I share your sense that an IAC claim will be really hard to sell hear. I suspect on direct appeal much will be made of the venue, and in the 2255 setting there will be an effort to dig into the work of the prosecutors. It will be interesting to see how long the lower courts will take to resolve these claims and whether SCOTUS ever votes to take the case up. I also wonder about the execution method of choice whenever the appeals run out.

A question and an offer.

Do you think today's jury decision was justified by the evidence, so far as you know it?

I'll offer you $100 to $1 that this case is not overturned for ineffective assistance. Are we on?

Oops, I now see it was you Bill, not Kent, who spoke before of the "exceptionally talented prosecution team."

Correct, it was me.

I again encourage you to go down to the local USAO and just spend half a day talking to the people there. I think you'll be more persuaded of two things.

The first is that the notion that AUSAs use MM's to extort guilty pleas from innocent people is flat-out false. They're not innocent and it's not extortion. The defendant does it because he knows the government will toast him at trial, and it's the best deal he's going to get.

The second is that you misunderstand how prosecutors think. When Judy Clarke came into the case, the reaction would not have been, "Ooops, we better not take this to trial." Instead, there probably would have been no reaction at all; I never gave two hoots in hell about who the opposing lawyer was.

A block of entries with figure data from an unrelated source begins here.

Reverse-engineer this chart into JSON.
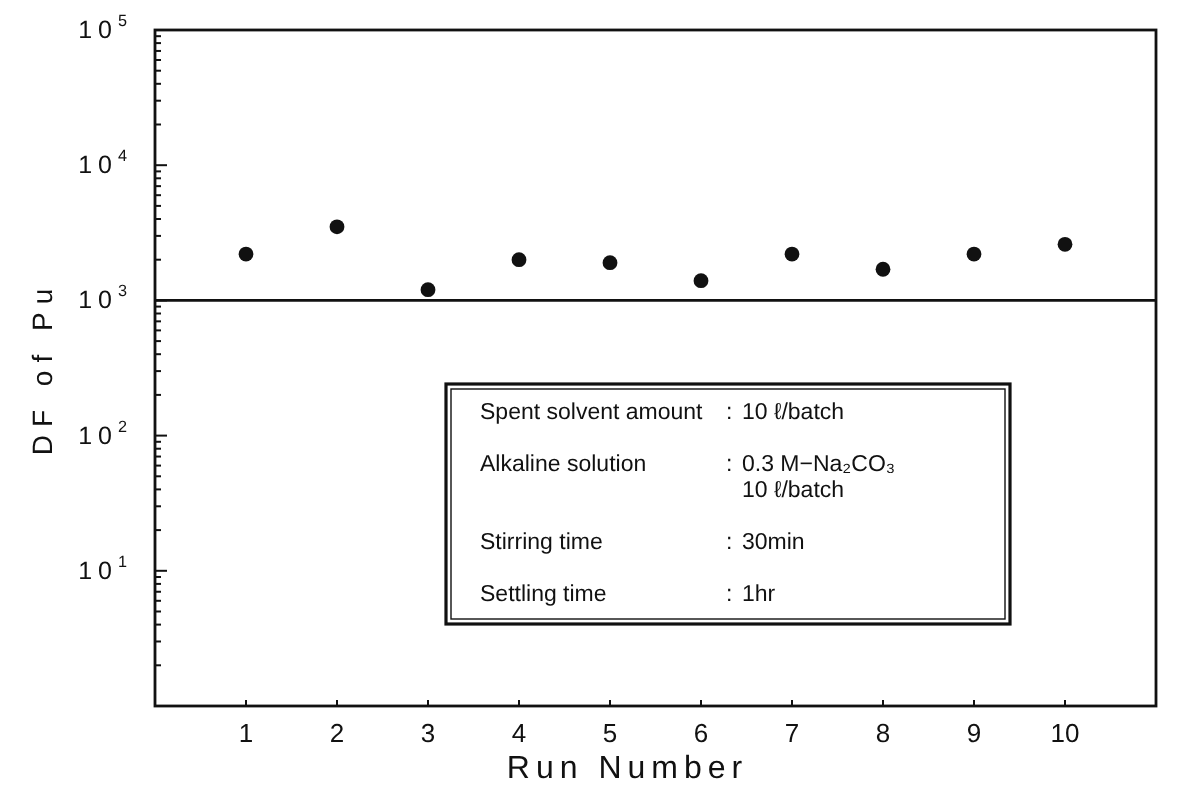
{
  "chart_data": {
    "type": "scatter",
    "xlabel": "Run Number",
    "ylabel": "DF of Pu",
    "x": [
      1,
      2,
      3,
      4,
      5,
      6,
      7,
      8,
      9,
      10
    ],
    "values": [
      2200,
      3500,
      1200,
      2000,
      1900,
      1400,
      2200,
      1700,
      2200,
      2600
    ],
    "color": "#111111",
    "marker": "circle",
    "xlim": [
      0,
      11
    ],
    "xticks": [
      1,
      2,
      3,
      4,
      5,
      6,
      7,
      8,
      9,
      10
    ],
    "ylim": [
      1,
      100000
    ],
    "log": "y",
    "yticks": [
      {
        "value": 2,
        "label": null
      },
      {
        "value": 3,
        "label": null
      },
      {
        "value": 4,
        "label": null
      },
      {
        "value": 5,
        "label": null
      },
      {
        "value": 6,
        "label": null
      },
      {
        "value": 7,
        "label": null
      },
      {
        "value": 8,
        "label": null
      },
      {
        "value": 9,
        "label": null
      },
      {
        "value": 10,
        "label": "10$^{1}$"
      },
      {
        "value": 20,
        "label": null
      },
      {
        "value": 30,
        "label": null
      },
      {
        "value": 40,
        "label": null
      },
      {
        "value": 50,
        "label": null
      },
      {
        "value": 60,
        "label": null
      },
      {
        "value": 70,
        "label": null
      },
      {
        "value": 80,
        "label": null
      },
      {
        "value": 90,
        "label": null
      },
      {
        "value": 100,
        "label": "10$^{2}$"
      },
      {
        "value": 200,
        "label": null
      },
      {
        "value": 300,
        "label": null
      },
      {
        "value": 400,
        "label": null
      },
      {
        "value": 500,
        "label": null
      },
      {
        "value": 600,
        "label": null
      },
      {
        "value": 700,
        "label": null
      },
      {
        "value": 800,
        "label": null
      },
      {
        "value": 900,
        "label": null
      },
      {
        "value": 1000,
        "label": "10$^{3}$"
      },
      {
        "value": 2000,
        "label": null
      },
      {
        "value": 3000,
        "label": null
      },
      {
        "value": 4000,
        "label": null
      },
      {
        "value": 5000,
        "label": null
      },
      {
        "value": 6000,
        "label": null
      },
      {
        "value": 7000,
        "label": null
      },
      {
        "value": 8000,
        "label": null
      },
      {
        "value": 9000,
        "label": null
      },
      {
        "value": 10000,
        "label": "10$^{4}$"
      },
      {
        "value": 20000,
        "label": null
      },
      {
        "value": 30000,
        "label": null
      },
      {
        "value": 40000,
        "label": null
      },
      {
        "value": 50000,
        "label": null
      },
      {
        "value": 60000,
        "label": null
      },
      {
        "value": 70000,
        "label": null
      },
      {
        "value": 80000,
        "label": null
      },
      {
        "value": 90000,
        "label": null
      },
      {
        "value": 100000,
        "label": "10$^{5}$"
      }
    ],
    "ref_lines": [
      {
        "axis": "y",
        "value": 1000,
        "color": "#111111"
      }
    ],
    "annotations": [
      "Spent solvent amount : 10 ℓ/batch",
      "Alkaline solution : 0.3 M−Na₂CO₃\n10 ℓ/batch",
      "Stirring time : 30min",
      "Settling time : 1hr"
    ]
  }
}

If there had been a reaction, it would have been: "May God be praised, there goes the IAC motion."

P.S. I don't know anyone in the Boston Office, but I can tell you with great confidence how the US Attorney approached this case. The day she got it, she called in the three best trial lawyers and the smartest guy on her staff and said, "All yours."

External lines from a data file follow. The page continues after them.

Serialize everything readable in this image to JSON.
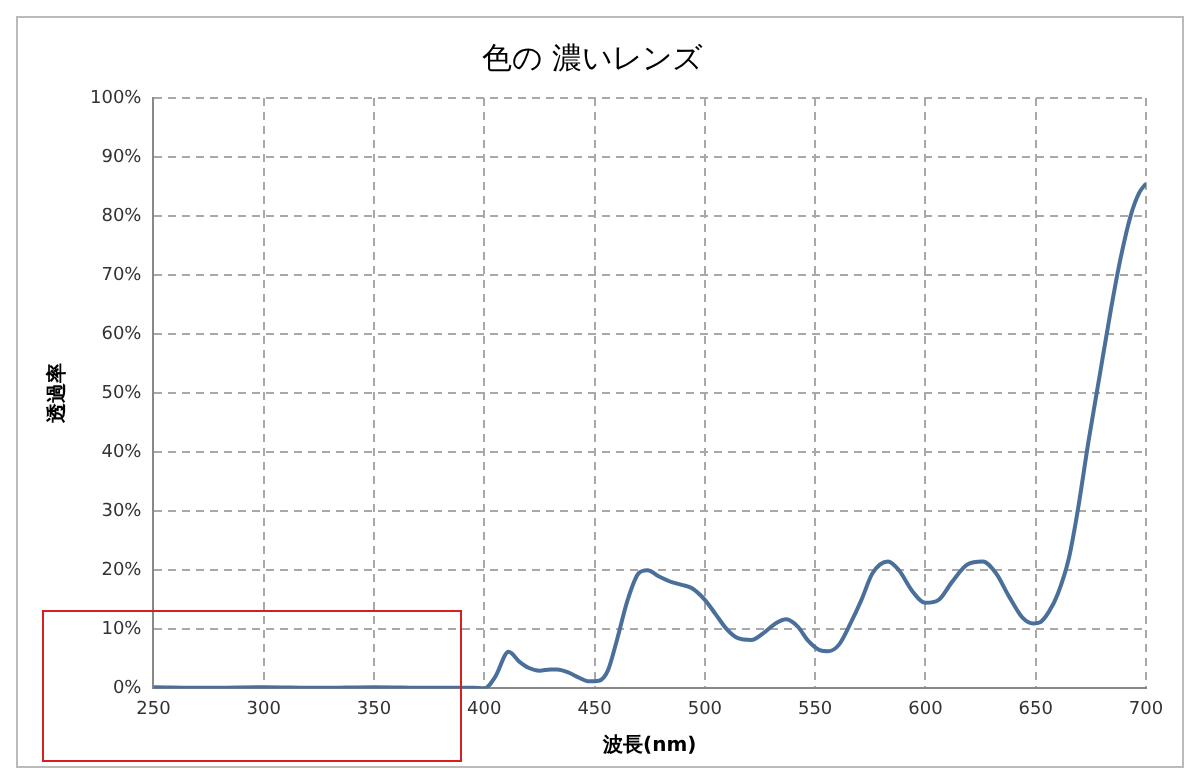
{
  "chart_data": {
    "type": "line",
    "title": "色の 濃いレンズ",
    "xlabel": "波長(nm)",
    "ylabel": "透過率",
    "x": [
      250,
      275,
      300,
      325,
      350,
      375,
      395,
      400,
      405,
      411,
      416,
      420,
      425,
      430,
      433,
      438,
      443,
      447,
      452,
      456,
      460,
      465,
      470,
      474,
      479,
      485,
      490,
      494,
      500,
      505,
      510,
      515,
      521,
      527,
      532,
      537,
      542,
      547,
      552,
      556,
      561,
      566,
      571,
      576,
      583,
      588,
      594,
      600,
      606,
      612,
      619,
      626,
      632,
      638,
      644,
      649,
      652,
      656,
      660,
      665,
      669,
      674,
      679,
      684,
      688,
      693,
      697,
      700
    ],
    "series": [
      {
        "color": "#4a6f9a",
        "values": [
          0.2,
          0.1,
          0.2,
          0.1,
          0.2,
          0.1,
          0.1,
          0,
          2,
          6.2,
          4.5,
          3.5,
          3,
          3.2,
          3.2,
          2.7,
          1.8,
          1.2,
          1.3,
          3,
          8,
          15,
          19.5,
          20,
          19,
          18,
          17.5,
          17,
          15,
          12.5,
          10,
          8.5,
          8.2,
          9.5,
          11,
          11.7,
          10.5,
          8,
          6.5,
          6.3,
          7.5,
          11,
          15,
          19.5,
          21.5,
          20,
          16.5,
          14.5,
          15,
          18,
          21,
          21.5,
          19.5,
          15.5,
          12,
          11,
          11.2,
          13,
          16,
          22,
          30,
          42,
          53,
          64,
          72,
          80,
          84,
          85.5
        ]
      }
    ],
    "xlim": [
      250,
      700
    ],
    "xticks": [
      250,
      300,
      350,
      400,
      450,
      500,
      550,
      600,
      650,
      700
    ],
    "ylim": [
      0,
      100
    ],
    "yticks": [
      {
        "value": 0,
        "label": "0%"
      },
      {
        "value": 10,
        "label": "10%"
      },
      {
        "value": 20,
        "label": "20%"
      },
      {
        "value": 30,
        "label": "30%"
      },
      {
        "value": 40,
        "label": "40%"
      },
      {
        "value": 50,
        "label": "50%"
      },
      {
        "value": 60,
        "label": "60%"
      },
      {
        "value": 70,
        "label": "70%"
      },
      {
        "value": 80,
        "label": "80%"
      },
      {
        "value": 90,
        "label": "90%"
      },
      {
        "value": 100,
        "label": "100%"
      }
    ],
    "grid": true,
    "legend": false,
    "marker": "none",
    "line_style": "solid"
  }
}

Not sure why we are talking about MMs here, but Weldon Angelos and Chris Williams can tell you a much different story about efforts to use MMs to try to prevent the exercise of rights. If you can justify the threat to put Angelos in prison for 115 years and Williams in prison for 80 years on the merits, I will change my tune.

As to you questions:

1. If we have the death penalty, this case seems like the poster child from the evidence I have seen. In other words, the evidence seems fully supportive of this outcome, and I am especially respectful of a jury determination that this is the proper sentence (I wish a jury or judge made a discretionary sentencing decision for Angelos or Williams).

2. I am certain this case will not be reversed on an IAC claim. As I said in another thread, venue will be the focus on direct appeal and then 2255 appeals will fish for prosecutorial problems.